If crazy, kooky, Kiwi comedies get you giggling, watch Mega Time Squad

Kiwi director Tim van Dammen follows up his trailer-trash Romeo & Juliet: A Love Song with a benignly bonkers, time-travelling tale of would-be gangstas. When John (Anton Tennet) steals a mystic bracelet and discovers it’s actually a time-travelling gizmo, things get crazy, as John inadvertently creates multiple clones of himself – and not a little chaos – in a delightful comedy centred on dim-witted crooks.

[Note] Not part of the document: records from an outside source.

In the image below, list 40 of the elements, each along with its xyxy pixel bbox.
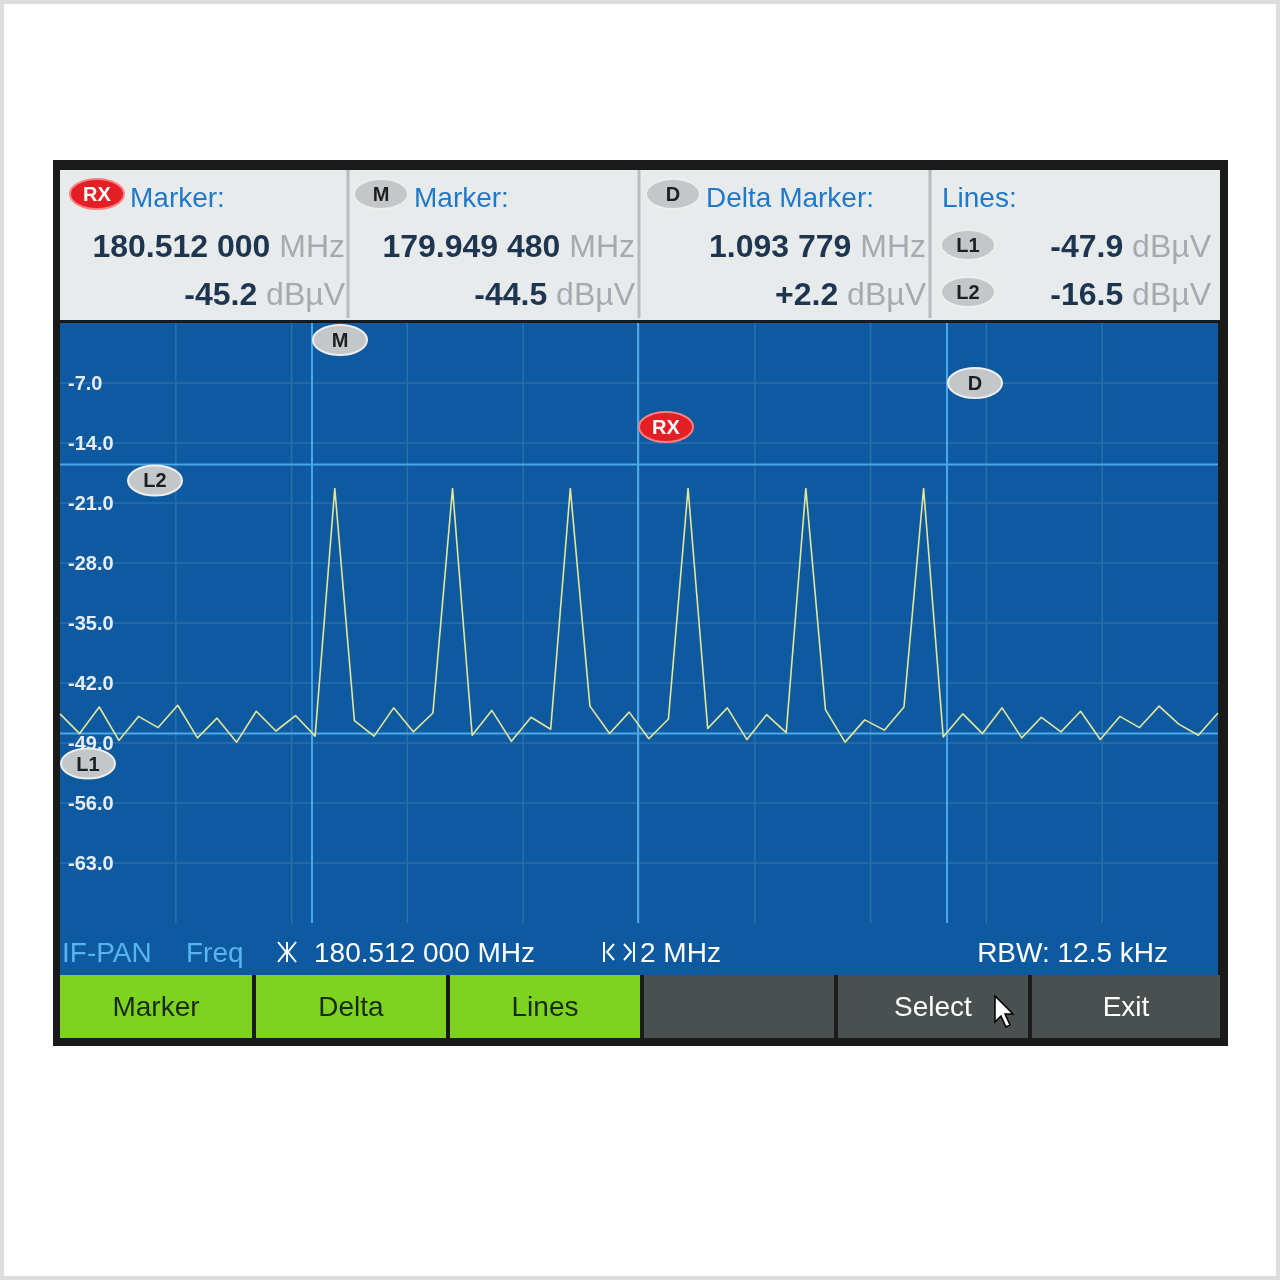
text: Delta <box>318 991 385 1022</box>
text: Exit <box>1102 991 1150 1022</box>
text: Lines: <box>942 182 1017 213</box>
text: Freq <box>186 937 244 968</box>
y-tick-label: -14.0 <box>68 432 114 454</box>
text: Select <box>894 991 973 1022</box>
text: L2 <box>956 281 980 303</box>
text: Marker <box>112 991 200 1022</box>
text: -44.5 dBµV <box>474 276 636 312</box>
y-tick-label: -63.0 <box>68 852 114 874</box>
text: RX <box>83 183 112 205</box>
text: 180.512 000 MHz <box>314 937 536 968</box>
text: 1.093 779 MHz <box>708 228 926 264</box>
text: IF-PAN <box>62 937 152 968</box>
text: -16.5 dBµV <box>1050 276 1212 312</box>
text: Delta Marker: <box>706 182 875 213</box>
text: RBW: 12.5 kHz <box>977 937 1168 968</box>
annotation: M <box>331 329 349 351</box>
text: L1 <box>956 234 980 256</box>
text: -47.9 dBµV <box>1050 228 1212 264</box>
annotation: RX <box>652 416 681 438</box>
y-tick-label: -42.0 <box>68 672 114 694</box>
ref-line-label: L2 <box>143 469 167 492</box>
text: +2.2 dBµV <box>775 276 927 312</box>
text: Marker: <box>414 182 509 213</box>
ref-line-label: L1 <box>76 752 100 775</box>
y-tick-label: -35.0 <box>68 612 114 634</box>
text: 180.512 000 MHz <box>92 228 345 264</box>
text: Lines <box>511 991 579 1022</box>
y-tick-label: -7.0 <box>68 372 103 394</box>
text: Marker: <box>130 182 225 213</box>
y-tick-label: -21.0 <box>68 492 114 514</box>
annotation: D <box>967 372 983 394</box>
text: 179.949 480 MHz <box>382 228 635 264</box>
y-tick-label: -56.0 <box>68 792 114 814</box>
text: -45.2 dBµV <box>184 276 346 312</box>
text: M <box>372 183 390 205</box>
text: D <box>665 183 681 205</box>
text: 2 MHz <box>640 937 721 968</box>
y-tick-label: -28.0 <box>68 552 114 574</box>
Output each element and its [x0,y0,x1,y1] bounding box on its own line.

It’s a clever script, but as Bruce Willis’s character Joe says to his younger self in Looper: “I don’t want to talk about time-travel, because if we start talking about it then we’re going to be here all day, making diagrams with straws.” Sure, it sags a bit in the second act, but with heaps of more hit than miss humour, farcical slapstick, misunderstandings, Chinese triads, low-rent Kiwi crooks, and a synth-heavy 1980s-style score, the hectic pace keeps things fast and fun throughout. Dry, droll and distinctly Kiwi, think a comic take on 12 Monkeys, or a small-budget Big Trouble in Little China, only set in Thames, and you’re part way there.

With Hetty Gaskall-Hahn as John’s tough crush, Kelly, and What We Do in the Shadows‘ Jonny Brugh as Shelton, the villain of the piece, Mega Time Squad features a great ensemble cast, playing everything from dumb to dumber. A delight best experienced in a packed cinema, if crazy, kooky, Kiwi comedies like Tongan Ninja and Deathgasm get you giggling, then this big-hearted, goofy parochial comedy knowingly hits all the right genre clichés, with a self-aware humour that celebrates and takes the piss in equal measure.